Nous sommes donc entrés dans l’ère post-Charlie. Une de ces périodes historiques en forme de césures où l’on se surprend à penser à l’avant et à l’après. Après Charlie, plus rien ne sera comme avant. Chacun se rappelle ce moment crucial du 7 janvier : À qui a-t-on parlé ? Où étions-nous ? Le 11 septembre français a éclipsé des événements majeurs comme les aventures littéraires de Valérie Trierweiler ou le périple carcéral de Nabila. L’espace d’un court instant, nous voilà tous obligés de réfléchir à nos vies, nos métiers, et forcément ici, à la rédaction d’Asud, la question est venue d’elle-même : Et la drogue dans tout ça ?
La réponse, c’est le pharmakon, ce mot grec signifie à la fois le remède, le poison et la victime expiatoire, le bouc émissaire que l’on sacrifie… On comprend aisément pourquoi ce mot fascine les spécialistes des addictions. Il désigne à lui seul les faces multiples du monstre connu sous le nom de « drogue ». Poison pour les uns, remède pour d’autres, mais surtout bouc émissaire, prétexte idéal, casus belli de rêve. Le pharmakon, c’est une entrée permanente pour les chars en Pologne, un attentat quotidien de Sarajevo. Grâce à lui, les hommes riches et puissants de nos vieilles démocraties d’Occident peuvent dormir tranquilles, il sera toujours là pour être brandi si nécessaire. Depuis 1970, le pharmakon nous aide à maintenir l’ennemi sous pression, à savoir les jeunes, les minorités d’origine africaine, les pauvres, et de préférence, ceux qui sont tout cela à la fois.

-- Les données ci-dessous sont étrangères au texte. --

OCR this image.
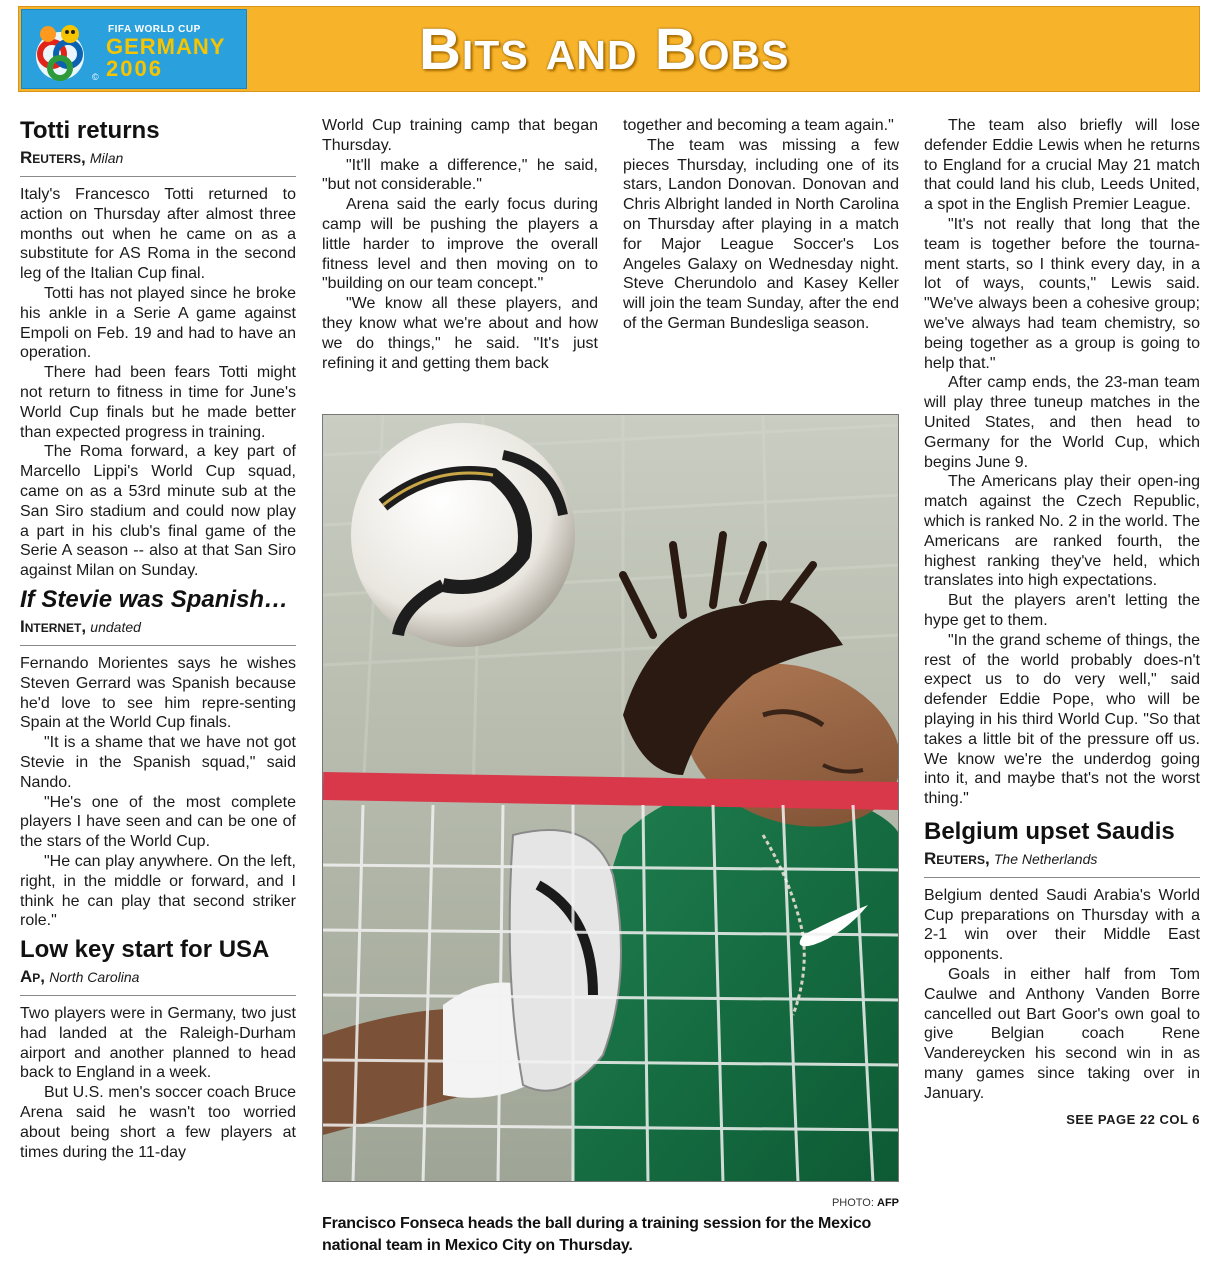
FIFA WORLD CUP
GERMANY
2006
©	Bits and Bobs
Totti returns
Reuters, Milan

Italy's Francesco Totti returned to action on Thursday after almost three months out when he came on as a substitute for AS Roma in the second leg of the Italian Cup final.

Totti has not played since he broke his ankle in a Serie A game against Empoli on Feb. 19 and had to have an operation.

There had been fears Totti might not return to fitness in time for June's World Cup finals but he made better than expected progress in training.

The Roma forward, a key part of Marcello Lippi's World Cup squad, came on as a 53rd minute sub at the San Siro stadium and could now play a part in his club's final game of the Serie A season -- also at that San Siro against Milan on Sunday.

If Stevie was Spanish…
Internet, undated

Fernando Morientes says he wishes Steven Gerrard was Spanish because he'd love to see him repre-senting Spain at the World Cup finals.

"It is a shame that we have not got Stevie in the Spanish squad," said Nando.

"He's one of the most complete players I have seen and can be one of the stars of the World Cup.

"He can play anywhere. On the left, right, in the middle or forward, and I think he can play that second striker role."

Low key start for USA
Ap, North Carolina

Two players were in Germany, two just had landed at the Raleigh-Durham airport and another planned to head back to England in a week.

But U.S. men's soccer coach Bruce Arena said he wasn't too worried about being short a few players at times during the 11-day

World Cup training camp that began Thursday.

"It'll make a difference," he said, "but not considerable."

Arena said the early focus during camp will be pushing the players a little harder to improve the overall fitness level and then moving on to "building on our team concept."

"We know all these players, and they know what we're about and how we do things," he said. "It's just refining it and getting them back

together and becoming a team again."

The team was missing a few pieces Thursday, including one of its stars, Landon Donovan. Donovan and Chris Albright landed in North Carolina on Thursday after playing in a match for Major League Soccer's Los Angeles Galaxy on Wednesday night. Steve Cherundolo and Kasey Keller will join the team Sunday, after the end of the German Bundesliga season.

The team also briefly will lose defender Eddie Lewis when he returns to England for a crucial May 21 match that could land his club, Leeds United, a spot in the English Premier League.

"It's not really that long that the team is together before the tourna-ment starts, so I think every day, in a lot of ways, counts," Lewis said. "We've always been a cohesive group; we've always had team chemistry, so being together as a group is going to help that."

After camp ends, the 23-man team will play three tuneup matches in the United States, and then head to Germany for the World Cup, which begins June 9.

The Americans play their open-ing match against the Czech Republic, which is ranked No. 2 in the world. The Americans are ranked fourth, the highest ranking they've held, which translates into high expectations.

But the players aren't letting the hype get to them.

"In the grand scheme of things, the rest of the world probably does-n't expect us to do very well," said defender Eddie Pope, who will be playing in his third World Cup. "So that takes a little bit of the pressure off us. We know we're the underdog going into it, and maybe that's not the worst thing."

Belgium upset Saudis
Reuters, The Netherlands

Belgium dented Saudi Arabia's World Cup preparations on Thursday with a 2-1 win over their Middle East opponents.

Goals in either half from Tom Caulwe and Anthony Vanden Borre cancelled out Bart Goor's own goal to give Belgian coach Rene Vandereycken his second win in as many games since taking over in January.

SEE PAGE 22 COL 6
PHOTO: AFP
Francisco Fonseca heads the ball during a training session for the Mexico national team in Mexico City on Thursday.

Le pharmakon, donc. Il y a quelques années, nous avions déjà évoqué ce lien entre l’usage de substances psychoactives et le recul de la religion. Nous avions suggéré de considérer la place occupée dans nos sociétés matérialistes et athées par le nouveau clergé en blouse blanche qui détient le pouvoir magique de prescription. Nous avions écrit sur les « chimiocrates », ceux, addictologues ou addicts tout court, qui croient au pouvoir des petites pilules pour changer la vie. À l’époque, les fous de Dieu commençaient à faire la Une des journaux, mais les quartiers dits « sensibles », peuplés de descendants d’immigrés, étaient depuis longtemps engagés dans une sinistre dialectique entre le dealer d’un côté et l’imam de l’autre, la République ayant déclaré forfait.
Le temps a passé, creusant toujours le même sillon… Pharmakon : poison, remède et bouc émissaire. Aujourd’hui, c’est l’islam qui colle point par point à ces trois définitions. Attention, un pharmakon peut en cacher un autre…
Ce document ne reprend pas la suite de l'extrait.